A cette théorie, s’oppose l’existentialisme de Sartre, qu’il nous faudrait bien relire aujourd’hui (2) : « L'existentialisme athée, que je représente, est plus cohérent. Il déclare que si Dieu n'existe pas, il y a au moins un être chez qui l'existence précède l'essence, un être qui existe avant de pouvoir être défini par aucun concept et que cet être c'est l'homme ou, comme dit Heidegger, la réalité-humaine. Qu'est-ce que signifie ici que l'existence précède l'essence ? Cela signifie que l'homme existe d'abord, se rencontre, surgit dans le monde, et qu'il se définit après.
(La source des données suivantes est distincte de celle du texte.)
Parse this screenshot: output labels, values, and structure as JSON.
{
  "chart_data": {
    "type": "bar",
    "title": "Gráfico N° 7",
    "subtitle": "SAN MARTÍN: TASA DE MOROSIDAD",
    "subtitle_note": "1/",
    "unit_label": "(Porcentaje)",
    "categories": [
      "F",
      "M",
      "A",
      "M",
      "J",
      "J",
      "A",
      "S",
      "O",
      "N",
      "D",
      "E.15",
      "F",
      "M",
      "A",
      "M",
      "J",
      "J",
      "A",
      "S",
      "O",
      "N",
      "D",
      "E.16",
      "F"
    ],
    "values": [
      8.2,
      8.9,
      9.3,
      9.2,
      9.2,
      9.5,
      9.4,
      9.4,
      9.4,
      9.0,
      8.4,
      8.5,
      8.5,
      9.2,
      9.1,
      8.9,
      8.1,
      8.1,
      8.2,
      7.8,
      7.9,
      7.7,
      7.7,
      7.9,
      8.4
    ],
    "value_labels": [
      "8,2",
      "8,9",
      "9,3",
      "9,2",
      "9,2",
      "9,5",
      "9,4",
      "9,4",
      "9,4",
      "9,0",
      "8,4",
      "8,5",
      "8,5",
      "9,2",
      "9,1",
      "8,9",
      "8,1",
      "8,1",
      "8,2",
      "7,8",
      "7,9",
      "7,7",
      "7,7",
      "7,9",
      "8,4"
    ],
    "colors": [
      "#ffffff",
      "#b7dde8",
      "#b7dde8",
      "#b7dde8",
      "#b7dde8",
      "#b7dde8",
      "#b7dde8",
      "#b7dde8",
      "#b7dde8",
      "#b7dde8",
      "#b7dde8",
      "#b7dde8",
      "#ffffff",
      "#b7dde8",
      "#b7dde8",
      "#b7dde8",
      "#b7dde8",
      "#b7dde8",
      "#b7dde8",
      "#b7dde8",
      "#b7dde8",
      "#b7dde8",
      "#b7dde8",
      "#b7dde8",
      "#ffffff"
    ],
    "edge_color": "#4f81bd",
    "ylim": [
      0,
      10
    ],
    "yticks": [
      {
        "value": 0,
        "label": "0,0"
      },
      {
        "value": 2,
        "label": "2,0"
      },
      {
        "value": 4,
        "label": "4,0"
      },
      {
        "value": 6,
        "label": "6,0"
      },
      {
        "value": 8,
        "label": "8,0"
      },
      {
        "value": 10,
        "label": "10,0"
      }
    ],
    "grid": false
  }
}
L'homme, tel que le conçoit l'existentialiste, s'il n'est pas définissable, c'est qu'il n'est d'abord rien. Il ne sera qu'ensuite, et il sera tel qu'il se sera fait. Ainsi, il n'y a pas de nature humaine, puisqu'il n'y a pas de Dieu pour la concevoir. L'homme est non seulement tel qu'il se conçoit, mais tel qu'il se veut, et comme il se conçoit après l'existence, comme il se veut après cet élan vers l'existence, l'homme n'est rien d'autre que ce qu'il se fait »

 

Exprimé de manière encore plus simple, l’existentialisme est résumé en une phrase par Simone de Beauvoir : « On ne naît pas femme. On le devient »(3).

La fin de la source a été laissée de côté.